Synthesis and electrochemical characterization of self-assembled monolayers of redox-active oxide-bridged triruthenium(III) clusters on Au(111)

Abstract

Novel self-assembled monolayers of oxide and acetate-bridged triruthenium(III) complexes have been prepared on Au(111) electrode surface. Parent discrete triruthenium(III) complexes with a terminal disulfide ligand, [Ru3(μ3-O)(μ-CH3CO2)6(L)2(C2PY)]ClO4, where C2PY={NC5H4CH2NHC(O)(CH2)2S–}2, L=4-methylpyridine (mpy, 4a) and 1-methylimidazole (MeIm, 4b), were isolated through multistep synthesis. Complex 4a exhibits three reversible redox waves, while complex 4b exhibits two reversible and one irreversible redox waves in (n-C4H9)4NPF6/CH3CN, all ascribed to one-electron redox of the triruthenium cluster core.
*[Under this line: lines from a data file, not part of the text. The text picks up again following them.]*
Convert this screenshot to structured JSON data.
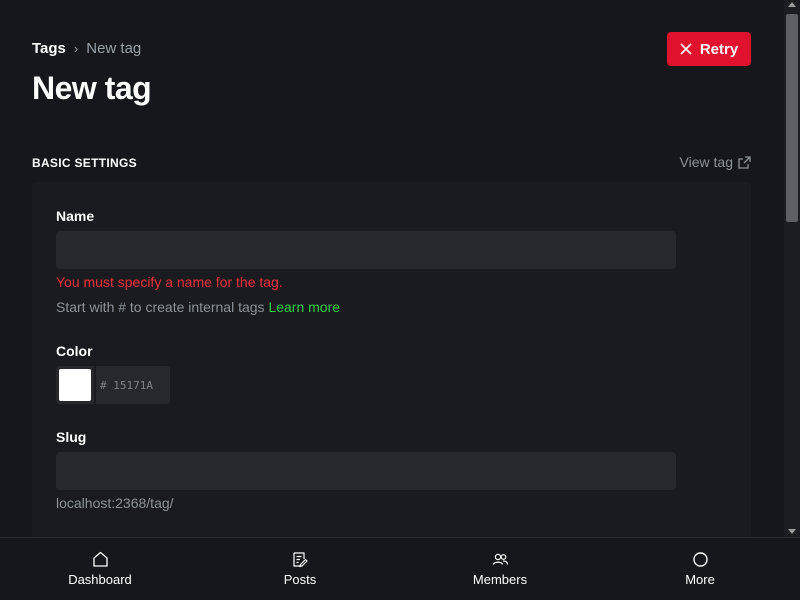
{
  "breadcrumb": {
    "parent": "Tags",
    "separator": "›",
    "current": "New tag"
  },
  "page_title": "New tag",
  "retry_button": {
    "label": "Retry",
    "color": "#e0122d"
  },
  "section": {
    "title": "BASIC SETTINGS",
    "view_tag": "View tag"
  },
  "name_field": {
    "label": "Name",
    "value": "",
    "error": "You must specify a name for the tag.",
    "hint": "Start with # to create internal tags",
    "hint_link": "Learn more"
  },
  "color_field": {
    "label": "Color",
    "swatch": "#ffffff",
    "hex_placeholder": "# 15171A"
  },
  "slug_field": {
    "label": "Slug",
    "value": "",
    "hint": "localhost:2368/tag/"
  },
  "bottom_nav": [
    {
      "label": "Dashboard",
      "icon": "home-icon"
    },
    {
      "label": "Posts",
      "icon": "posts-icon"
    },
    {
      "label": "Members",
      "icon": "members-icon"
    },
    {
      "label": "More",
      "icon": "more-icon"
    }
  ],
  "colors": {
    "background": "#15171a",
    "panel": "#191b1f",
    "input": "#26282c",
    "error": "#f02f3e",
    "link": "#30cf43"
  }
}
In aqueous solution containing a 0.1 M supporting electrolyte (NaClO4 or Na2SO4), self-assembled monolayers of 4a and 4b on Au(111) electrodes (4a/Au and 4b/Au) exhibit a single reversible redox wave, ascribed to the Ru3(III,III,III/II,III,III) redox process for the surface-attached clusters. The redox potential and the shape of the cyclic voltammograms of Ru3 cluster modified SAMs were affected by the kind of terminal ligands and supporting electrolytes.